As for jobs, about 100 to 150 will disappear in Sudbury. Attrition should take care of most of that number. But over two or three years, the total number of jobs is expected to grow as greater operating efficiencies allow some otherwise uneconomic deposits to be mined profitably. There may also be jobs lost as head office functions are combined, but no one was saying how many.

Beyond the glowing outlook for Sudbury, Inco and Falconbridge have identified, but not quantified, other synergistic possibilities. Inco’s operation at Thompson, Man., could benefit from Falconbridge’s experience treating ore with high levels of magnesium oxide. Both companies have nickel laterite projects in New Caledonia, Inco which will bring Goro on-stream in 2007, and Falconbridge with Koniambo in the wings.

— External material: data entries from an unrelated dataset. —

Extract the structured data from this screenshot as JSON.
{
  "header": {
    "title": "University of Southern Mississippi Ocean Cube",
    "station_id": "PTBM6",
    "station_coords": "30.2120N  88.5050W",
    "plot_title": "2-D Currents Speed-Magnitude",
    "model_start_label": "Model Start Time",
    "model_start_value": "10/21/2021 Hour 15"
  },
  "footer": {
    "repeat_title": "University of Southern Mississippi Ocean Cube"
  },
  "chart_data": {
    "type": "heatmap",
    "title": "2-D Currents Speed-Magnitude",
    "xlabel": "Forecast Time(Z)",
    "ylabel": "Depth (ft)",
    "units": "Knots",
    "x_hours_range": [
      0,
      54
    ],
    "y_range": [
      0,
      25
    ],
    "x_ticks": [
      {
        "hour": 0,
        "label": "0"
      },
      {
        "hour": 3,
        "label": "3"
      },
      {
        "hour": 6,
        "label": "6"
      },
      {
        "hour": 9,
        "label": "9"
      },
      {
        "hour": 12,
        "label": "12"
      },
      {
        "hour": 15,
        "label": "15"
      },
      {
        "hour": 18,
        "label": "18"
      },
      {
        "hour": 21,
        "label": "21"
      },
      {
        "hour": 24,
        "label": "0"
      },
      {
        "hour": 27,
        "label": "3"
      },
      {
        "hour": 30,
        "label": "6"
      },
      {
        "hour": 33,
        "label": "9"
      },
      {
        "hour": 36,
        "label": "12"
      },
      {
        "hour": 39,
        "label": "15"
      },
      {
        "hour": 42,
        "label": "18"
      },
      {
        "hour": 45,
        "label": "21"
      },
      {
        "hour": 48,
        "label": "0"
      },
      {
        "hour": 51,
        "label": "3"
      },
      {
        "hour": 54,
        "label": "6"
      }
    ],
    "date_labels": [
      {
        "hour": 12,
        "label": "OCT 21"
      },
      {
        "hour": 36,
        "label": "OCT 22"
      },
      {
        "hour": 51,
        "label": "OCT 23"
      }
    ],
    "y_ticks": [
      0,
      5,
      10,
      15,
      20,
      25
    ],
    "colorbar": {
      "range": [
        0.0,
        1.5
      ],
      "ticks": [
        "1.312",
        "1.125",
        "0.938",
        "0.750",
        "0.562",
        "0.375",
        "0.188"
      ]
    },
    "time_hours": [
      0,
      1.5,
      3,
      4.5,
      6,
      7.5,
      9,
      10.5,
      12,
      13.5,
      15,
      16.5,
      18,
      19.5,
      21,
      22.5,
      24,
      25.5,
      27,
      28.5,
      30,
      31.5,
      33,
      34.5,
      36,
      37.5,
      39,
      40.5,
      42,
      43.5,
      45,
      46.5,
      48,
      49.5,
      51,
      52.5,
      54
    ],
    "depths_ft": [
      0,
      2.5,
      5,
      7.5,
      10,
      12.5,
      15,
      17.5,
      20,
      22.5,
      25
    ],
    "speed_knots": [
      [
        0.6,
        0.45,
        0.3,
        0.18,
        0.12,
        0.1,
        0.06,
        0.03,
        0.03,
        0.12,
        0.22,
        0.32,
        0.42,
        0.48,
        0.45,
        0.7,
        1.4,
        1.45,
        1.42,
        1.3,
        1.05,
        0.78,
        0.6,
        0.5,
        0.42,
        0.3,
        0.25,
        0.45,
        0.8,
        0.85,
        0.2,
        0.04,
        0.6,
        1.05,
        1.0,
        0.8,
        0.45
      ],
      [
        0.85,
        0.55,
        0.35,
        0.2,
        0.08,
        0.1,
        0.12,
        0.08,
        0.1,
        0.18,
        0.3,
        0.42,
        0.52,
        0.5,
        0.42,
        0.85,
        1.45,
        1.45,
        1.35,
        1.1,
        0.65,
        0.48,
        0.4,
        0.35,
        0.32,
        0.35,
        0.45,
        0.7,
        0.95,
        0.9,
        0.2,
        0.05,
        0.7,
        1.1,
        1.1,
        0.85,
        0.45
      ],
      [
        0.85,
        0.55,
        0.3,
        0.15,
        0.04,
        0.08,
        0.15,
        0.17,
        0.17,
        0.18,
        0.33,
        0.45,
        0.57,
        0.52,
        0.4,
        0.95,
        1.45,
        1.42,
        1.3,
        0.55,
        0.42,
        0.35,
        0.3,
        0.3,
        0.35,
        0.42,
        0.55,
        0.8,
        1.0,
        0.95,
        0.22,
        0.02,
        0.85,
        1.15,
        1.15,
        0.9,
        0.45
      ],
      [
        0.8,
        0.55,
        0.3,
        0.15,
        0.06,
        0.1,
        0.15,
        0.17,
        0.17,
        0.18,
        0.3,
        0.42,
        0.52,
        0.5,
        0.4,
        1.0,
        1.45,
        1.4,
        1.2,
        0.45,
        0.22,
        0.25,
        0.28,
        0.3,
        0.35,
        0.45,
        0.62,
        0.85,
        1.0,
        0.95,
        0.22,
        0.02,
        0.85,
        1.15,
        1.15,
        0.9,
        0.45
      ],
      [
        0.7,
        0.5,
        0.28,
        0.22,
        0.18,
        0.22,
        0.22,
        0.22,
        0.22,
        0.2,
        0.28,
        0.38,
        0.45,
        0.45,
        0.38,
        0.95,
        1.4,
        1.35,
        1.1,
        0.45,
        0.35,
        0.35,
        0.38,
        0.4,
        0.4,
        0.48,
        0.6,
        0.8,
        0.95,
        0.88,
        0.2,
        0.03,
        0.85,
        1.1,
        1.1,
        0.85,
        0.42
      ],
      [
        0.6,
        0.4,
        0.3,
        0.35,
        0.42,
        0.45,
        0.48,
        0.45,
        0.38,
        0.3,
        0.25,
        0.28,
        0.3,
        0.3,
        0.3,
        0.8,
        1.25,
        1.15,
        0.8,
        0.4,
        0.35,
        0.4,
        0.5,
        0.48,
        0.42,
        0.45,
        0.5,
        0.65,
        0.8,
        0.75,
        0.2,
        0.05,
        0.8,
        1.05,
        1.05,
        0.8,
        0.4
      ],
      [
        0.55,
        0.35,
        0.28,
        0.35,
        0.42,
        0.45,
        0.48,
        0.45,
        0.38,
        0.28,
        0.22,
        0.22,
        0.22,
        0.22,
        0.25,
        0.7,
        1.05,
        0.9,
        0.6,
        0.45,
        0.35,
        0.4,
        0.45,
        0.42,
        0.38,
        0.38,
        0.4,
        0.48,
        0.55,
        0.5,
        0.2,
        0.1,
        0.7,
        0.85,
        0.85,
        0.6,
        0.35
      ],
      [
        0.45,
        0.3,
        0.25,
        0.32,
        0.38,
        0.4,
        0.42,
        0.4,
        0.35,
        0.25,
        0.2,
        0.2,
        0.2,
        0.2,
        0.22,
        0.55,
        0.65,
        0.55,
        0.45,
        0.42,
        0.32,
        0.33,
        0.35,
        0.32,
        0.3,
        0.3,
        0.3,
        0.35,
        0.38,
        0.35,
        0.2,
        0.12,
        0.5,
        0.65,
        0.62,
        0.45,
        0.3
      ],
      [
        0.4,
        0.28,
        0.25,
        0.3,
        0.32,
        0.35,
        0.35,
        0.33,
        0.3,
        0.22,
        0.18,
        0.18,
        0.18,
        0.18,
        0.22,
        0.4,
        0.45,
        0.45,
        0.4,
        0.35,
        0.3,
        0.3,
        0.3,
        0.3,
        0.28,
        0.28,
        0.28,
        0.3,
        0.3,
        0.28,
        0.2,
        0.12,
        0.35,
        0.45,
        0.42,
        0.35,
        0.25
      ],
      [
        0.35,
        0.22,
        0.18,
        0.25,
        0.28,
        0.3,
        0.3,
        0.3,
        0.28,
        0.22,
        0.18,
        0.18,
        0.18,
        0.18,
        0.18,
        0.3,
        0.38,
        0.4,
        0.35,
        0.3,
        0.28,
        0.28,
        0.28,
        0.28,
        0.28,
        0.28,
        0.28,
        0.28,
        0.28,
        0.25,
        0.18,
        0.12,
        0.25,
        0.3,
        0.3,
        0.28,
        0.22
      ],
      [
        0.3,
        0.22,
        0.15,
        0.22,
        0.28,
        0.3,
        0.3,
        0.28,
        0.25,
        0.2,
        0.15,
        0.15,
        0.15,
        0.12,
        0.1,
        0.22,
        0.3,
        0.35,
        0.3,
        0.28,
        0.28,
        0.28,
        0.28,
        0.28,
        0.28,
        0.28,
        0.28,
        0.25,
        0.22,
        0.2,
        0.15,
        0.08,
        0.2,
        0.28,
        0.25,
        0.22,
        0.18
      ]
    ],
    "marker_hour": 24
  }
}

The best-case scenario would be to time the development at Koniambo so that the Goro engineering and construction team could move from the first to the second project with their skills sharp and ready to go.

In Newfoundland, where Inco announced it has begun concentrate production from the rich Voisey’s Bay deposit, the company also has a commitment to the province to build a downstream processing plant there to complement mine production. Hand says his company remains committed to its agreements with the province, and the commercial facility at Argentia will be built.

Both Hand and Pannell said there are no plans to sell off assets after the takeover. Hand, in particular, said “What we’ve announced is what you’re going to get.” The exception is Falconbridge’s Nikkelverk refinery in Norway and certain related marketing organizations. Inco would divest itself of Nikkelverk if the European Union so required, but it would continue to operate as a custom refinery.

Maybe it was the alignment of the stars, faith in a continuing strong nickel price or Inco’s increased cash flow from Voisey’s Bay that make this deal attractive now. The economics appear excellent Inco diversifies it global production, lowers production costs for all metals and benefits from some of the best R&D work in the world. More than that, Inco expects to pay off any takeover debt it incurs within two years.

“The new Inco will be a powerhouse and a home to terrific people in crucial roles like exploration, process and product R&D, project development and marketing. Management expertise is a key to growth and we will deploy talented individuals to shape an exceptional management team,” said Hand. “I see us as the mining and metals company of choice for investors and employees, with a strong presence in and commitment to Canada and a global reach.”